Sempre me parece curiosa a generalização que fazemos ao falar das empresas como um todo, um organismo homogêneo. Qualquer um que tenha trabalhado em uma sabe que dentro de toda e qualquer empresa, por menor que seja, há um conjunto de vozes e forças que brigam, discordam, conspiram – e que cabe para os profissionais da comunicação interna controlar para que isso nunca venha à tona.
Dentro de uma empresa de comunicação, não seria diferente. Por isso, cada argumento que generaliza uma instituição – do tipo “Globo mente”, “Record é TV institucional do governo”, “SBT não valoriza jornalismo” – fecha os olhos para a imensa complexidade que habita em cada uma das emissoras. Talvez o que diferencie as empresas umas das outras (e que, por consequência, separe as grandes e as menores) é como elas lidam com a desconfiança que as cerca, e de que forma conseguem mesmo rentabilizar esta má fama.

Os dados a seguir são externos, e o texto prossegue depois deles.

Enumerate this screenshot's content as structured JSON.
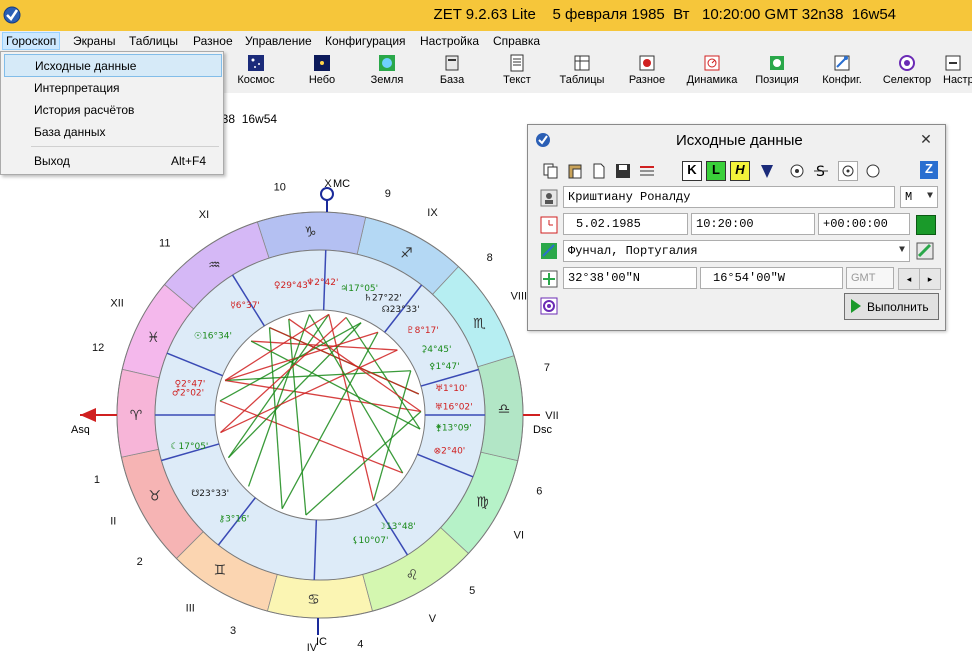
{
  "window": {
    "title": "ZET 9.2.63 Lite    5 февраля 1985  Вт   10:20:00 GMT 32n38  16w54",
    "accent": "#f6c63a"
  },
  "menubar": {
    "items": [
      "Гороскоп",
      "Экраны",
      "Таблицы",
      "Разное",
      "Управление",
      "Конфигурация",
      "Настройка",
      "Справка"
    ]
  },
  "toolbar": {
    "items": [
      "Космос",
      "Небо",
      "Земля",
      "База",
      "Текст",
      "Таблицы",
      "Разное",
      "Динамика",
      "Позиция",
      "Конфиг.",
      "Селектор",
      "Настр"
    ]
  },
  "dropdown": {
    "items": [
      {
        "label": "Исходные данные",
        "shortcut": ""
      },
      {
        "label": "Интерпретация",
        "shortcut": ""
      },
      {
        "label": "История расчётов",
        "shortcut": ""
      },
      {
        "label": "База данных",
        "shortcut": ""
      },
      {
        "label": "Выход",
        "shortcut": "Alt+F4"
      }
    ]
  },
  "background_text": "n38  16w54",
  "chart": {
    "angles": {
      "MC": "MC",
      "IC": "IC",
      "Asc": "Asc",
      "Dsc": "Dsc"
    },
    "house_numbers": [
      "1",
      "2",
      "3",
      "4",
      "5",
      "6",
      "7",
      "8",
      "9",
      "10",
      "11",
      "12"
    ],
    "roman_numbers": [
      "I",
      "II",
      "III",
      "IV",
      "V",
      "VI",
      "VII",
      "VIII",
      "IX",
      "X",
      "XI",
      "XII"
    ],
    "sign_glyphs": [
      "♈",
      "♉",
      "♊",
      "♋",
      "♌",
      "♍",
      "♎",
      "♏",
      "♐",
      "♑",
      "♒",
      "♓"
    ],
    "planet_labels": [
      {
        "glyph": "♀",
        "deg": "29°43'",
        "color": "#d02020"
      },
      {
        "glyph": "♆",
        "deg": "2°42'",
        "color": "#d02020"
      },
      {
        "glyph": "♃",
        "deg": "17°05'",
        "color": "#1a8a1a"
      },
      {
        "glyph": "☿",
        "deg": "6°37'",
        "color": "#d02020"
      },
      {
        "glyph": "♄",
        "deg": "27°22'",
        "color": "#1a1a1a"
      },
      {
        "glyph": "☊",
        "deg": "23°33'",
        "color": "#1a1a1a"
      },
      {
        "glyph": "♇",
        "deg": "8°17'",
        "color": "#d02020"
      },
      {
        "glyph": "☉",
        "deg": "16°34'",
        "color": "#1a8a1a"
      },
      {
        "glyph": "⚳",
        "deg": "4°45'",
        "color": "#1a8a1a"
      },
      {
        "glyph": "⚴",
        "deg": "1°47'",
        "color": "#1a8a1a"
      },
      {
        "glyph": "♅",
        "deg": "1°10'",
        "color": "#d02020"
      },
      {
        "glyph": "♅",
        "deg": "16°02'",
        "color": "#d02020"
      },
      {
        "glyph": "♂",
        "deg": "2°02'",
        "color": "#d02020"
      },
      {
        "glyph": "⚵",
        "deg": "13°09'",
        "color": "#1a8a1a"
      },
      {
        "glyph": "♀",
        "deg": "2°47'",
        "color": "#d02020"
      },
      {
        "glyph": "⊗",
        "deg": "2°40'",
        "color": "#d02020"
      },
      {
        "glyph": "☾",
        "deg": "17°05'",
        "color": "#1a8a1a"
      },
      {
        "glyph": "☋",
        "deg": "23°33'",
        "color": "#1a1a1a"
      },
      {
        "glyph": "☽",
        "deg": "13°48'",
        "color": "#1a8a1a"
      },
      {
        "glyph": "⚷",
        "deg": "3°16'",
        "color": "#1a8a1a"
      },
      {
        "glyph": "⚸",
        "deg": "10°07'",
        "color": "#1a8a1a"
      }
    ],
    "retro": "R"
  },
  "panel": {
    "title": "Исходные данные",
    "close": "✕",
    "name": "Криштиану Роналду",
    "gender": "М",
    "date": "5.02.1985",
    "time": "10:20:00",
    "offset": "+00:00:00",
    "place": "Фунчал, Португалия",
    "latitude": "32°38'00\"N",
    "longitude": "16°54'00\"W",
    "zone": "GMT",
    "exec_label": "Выполнить",
    "tool_letters": [
      "K",
      "L",
      "H",
      "Z"
    ]
  }
}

Foi isso que me veio à mente ao assistir ao quadro “Isso a Globo não mostra”, exibido no Fantástico nas duas últimas semanas. A nova atração nada mais é que uma espécie de edição de conteúdos diversos da própria Globo com fins cômicos e críticos. No primeiro episódio (que dura cerca de cinco minutos), houve uma compilação de erros diversos (Ana Maria Braga errando nome de convidados, por exemplo), montagens criativas (um chamado “Desconversa com Bial”, paródia do programa original, editou vários segundos de silêncio entre o apresentador e Galvão Bueno e exibiu uma não-entrevista) e sutil acusação política (em vários momentos: ao mesclar Flavio Bolsonaro com uma imagem de plantação de laranjas, do Globo Rural, ao mostrar a famosa morte de Odete Roitman em Vale Tudo editada com um liquidificador ao lado, numa clara referência à fala do ministro Onyx Lorenzoni e ao tirar sarro de Jair Bolsonaro fundindo falas suas no Fórum Econômico Mundial em Davos com a trilha sonora de Seinfeld, clássico programa de comédia).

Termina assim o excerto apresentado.